Special thanks to Att. Nomi Levenkron
The sheer scope of the phenomenon of prostitution is enormous. Thousands of women are trafficked as goods. There are Hundreds of thousands of consumers of sexual services and many millions of Shekels change hands regularly through the purchase of sex. Prostitution is a constant absent-presence in our daily lives. Language is saturated with it and so is art but those playing an active part in real sex trafficking, men and women are concealed from the public arena. They walk among us invisible, they are always someone else, distant and hidden. Prostitutes, by definition, are subject to harsh social stigma and are excluded from the everyday, proper and sane order of society and are catalogued as the embodiment of all that is evil, weak and rotten. They are always tagged as others – “Russians”, drug addicts, transvestites… however an in-depth look reveals a much more diverse picture. Some prostitutes are from Moldova, others are born Israelis, some are junkies living on the street but some are women who earn as much as any well-paid public official. Whether they express that they chose prostitution willingly or whether they were forced into it by coercion, violence or any other form of mental or economical distress, they are forced to live with the stain of public denouncement that will be with them for the rest of their lives. Those who consume sexual services are also hidden from the public eye or are often represented in the form of others – Arabs, orthodox Jews or foreign labor workers. Here again, further research reveals that sex clients can be found anywhere on the spectrum of Israeli society – Immigrants, born Israelis, secular, religious, menial laborers, executives, free-lance professionals and celebrities.. All of them frequent prostitutes. In view of all this our society’s attitudes towards prostitution are two-faced. The sex worker is a prostitute, i.e. cursed, but the sex client is a customer and as such seems to be operating within his rights, the same as any other client in a normative consumer culture.

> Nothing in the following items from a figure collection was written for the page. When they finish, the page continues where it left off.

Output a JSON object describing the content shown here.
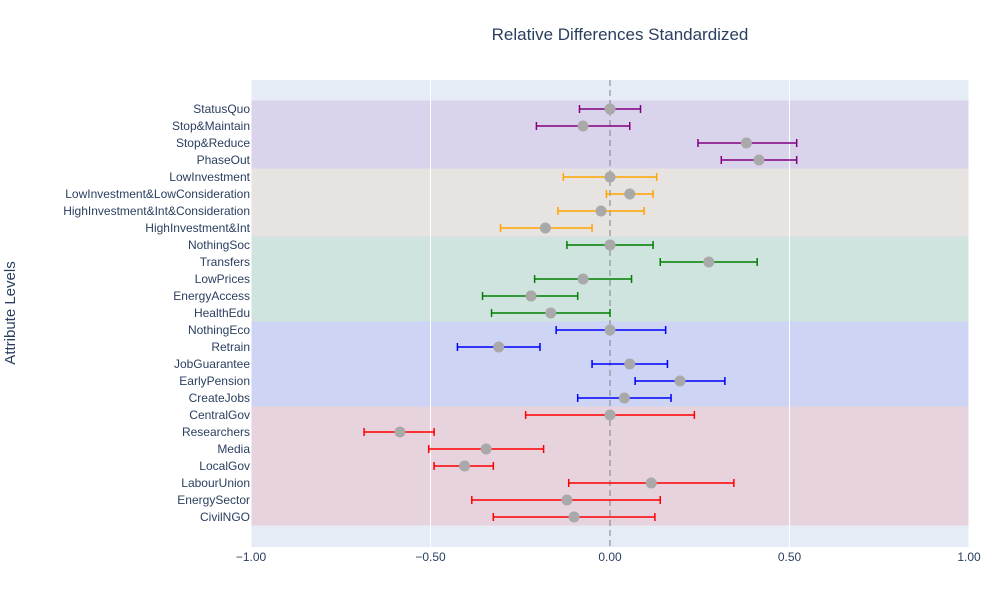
{
  "chart_data": {
    "type": "scatter",
    "title": "Relative Differences Standardized",
    "xlabel": "",
    "ylabel": "Attribute Levels",
    "xlim": [
      -1.0,
      1.0
    ],
    "xticks": [
      "−1.00",
      "−0.50",
      "0.00",
      "0.50",
      "1.00"
    ],
    "xtick_values": [
      -1.0,
      -0.5,
      0.0,
      0.5,
      1.0
    ],
    "grid": true,
    "reference_line_x": 0,
    "point_color": "#a9a9a9",
    "levels": [
      {
        "label": "StatusQuo",
        "value": 0.0,
        "lower": -0.085,
        "upper": 0.085,
        "group": "purple"
      },
      {
        "label": "Stop&Maintain",
        "value": -0.075,
        "lower": -0.205,
        "upper": 0.055,
        "group": "purple"
      },
      {
        "label": "Stop&Reduce",
        "value": 0.38,
        "lower": 0.245,
        "upper": 0.52,
        "group": "purple"
      },
      {
        "label": "PhaseOut",
        "value": 0.415,
        "lower": 0.31,
        "upper": 0.52,
        "group": "purple"
      },
      {
        "label": "LowInvestment",
        "value": 0.0,
        "lower": -0.13,
        "upper": 0.13,
        "group": "orange"
      },
      {
        "label": "LowInvestment&LowConsideration",
        "value": 0.055,
        "lower": -0.01,
        "upper": 0.12,
        "group": "orange"
      },
      {
        "label": "HighInvestment&Int&Consideration",
        "value": -0.025,
        "lower": -0.145,
        "upper": 0.095,
        "group": "orange"
      },
      {
        "label": "HighInvestment&Int",
        "value": -0.18,
        "lower": -0.305,
        "upper": -0.05,
        "group": "orange"
      },
      {
        "label": "NothingSoc",
        "value": 0.0,
        "lower": -0.12,
        "upper": 0.12,
        "group": "green"
      },
      {
        "label": "Transfers",
        "value": 0.275,
        "lower": 0.14,
        "upper": 0.41,
        "group": "green"
      },
      {
        "label": "LowPrices",
        "value": -0.075,
        "lower": -0.21,
        "upper": 0.06,
        "group": "green"
      },
      {
        "label": "EnergyAccess",
        "value": -0.22,
        "lower": -0.355,
        "upper": -0.09,
        "group": "green"
      },
      {
        "label": "HealthEdu",
        "value": -0.165,
        "lower": -0.33,
        "upper": 0.0,
        "group": "green"
      },
      {
        "label": "NothingEco",
        "value": 0.0,
        "lower": -0.15,
        "upper": 0.155,
        "group": "blue"
      },
      {
        "label": "Retrain",
        "value": -0.31,
        "lower": -0.425,
        "upper": -0.195,
        "group": "blue"
      },
      {
        "label": "JobGuarantee",
        "value": 0.055,
        "lower": -0.05,
        "upper": 0.16,
        "group": "blue"
      },
      {
        "label": "EarlyPension",
        "value": 0.195,
        "lower": 0.07,
        "upper": 0.32,
        "group": "blue"
      },
      {
        "label": "CreateJobs",
        "value": 0.04,
        "lower": -0.09,
        "upper": 0.17,
        "group": "blue"
      },
      {
        "label": "CentralGov",
        "value": 0.0,
        "lower": -0.235,
        "upper": 0.235,
        "group": "red"
      },
      {
        "label": "Researchers",
        "value": -0.585,
        "lower": -0.685,
        "upper": -0.49,
        "group": "red"
      },
      {
        "label": "Media",
        "value": -0.345,
        "lower": -0.505,
        "upper": -0.185,
        "group": "red"
      },
      {
        "label": "LocalGov",
        "value": -0.405,
        "lower": -0.49,
        "upper": -0.325,
        "group": "red"
      },
      {
        "label": "LabourUnion",
        "value": 0.115,
        "lower": -0.115,
        "upper": 0.345,
        "group": "red"
      },
      {
        "label": "EnergySector",
        "value": -0.12,
        "lower": -0.385,
        "upper": 0.14,
        "group": "red"
      },
      {
        "label": "CivilNGO",
        "value": -0.1,
        "lower": -0.325,
        "upper": 0.125,
        "group": "red"
      }
    ],
    "groups": {
      "purple": {
        "line_color": "#800080",
        "band_color": "#d9d3ec"
      },
      "orange": {
        "line_color": "#ffa500",
        "band_color": "#e6e3e0"
      },
      "green": {
        "line_color": "#008000",
        "band_color": "#cfe3df"
      },
      "blue": {
        "line_color": "#0000ff",
        "band_color": "#cdd4f4"
      },
      "red": {
        "line_color": "#ff0000",
        "band_color": "#e6d3de"
      }
    },
    "plot_background": "#e5ecf6"
  }
}
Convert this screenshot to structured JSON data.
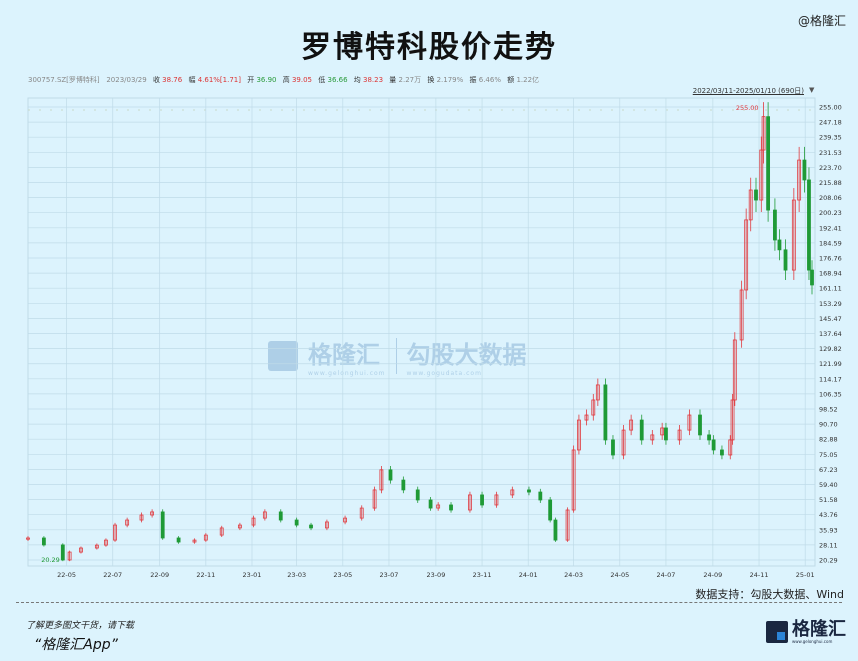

The public debate over prostitution suffers from the same concealment and double standard. On the one hand it touches, on the practical as well as philosophical level, on serious questions from our daily lives – what is allowed and what isn’t? What are the limits of our personal rights and freedoms? On the other hand it suffers sweeping and often binary generalizations as a result of a single and fixed viewpoint that seeks a single solution – legalization or eradication. For the most part the voices of the sex workers themselves are absent from the debate.
This exhibition is an attempt to portray at least a fraction of this complex subject while shifting the focus from the sexy and seductive imagery to the social mechanisms that enable the concealment of the daily plight of sex workers from the public agenda, and the driving force behind prostitution and sex trafficking, i.e. the clients. We have attempted to cast a sensitive gaze that will attain a certain complexity. A look that will not subjugate itself to moralistic dichotomies but that at the same time will reflect the very real pain and suffering that exist both in the street and the luxury apartment.
One thing that seems to be certain is that society is responsible for the condition that its prostitutes are in, that is to say the condition and well being of the real people behind the labels. At the moment our society is hypocritical in its attitudes towards prostitution and prostitutes. Society’s responsibility is to try and fight stigmas and to include sex workers as equals who deserve equal rights, and to work towards the creation of social and economical conditions that will enable, perhaps in the future, a possible discussion about free choice for the women who choose to sell their body as a livelihood.
The real question is how to translate this complex and sensitive gaze into action, deeds and decision.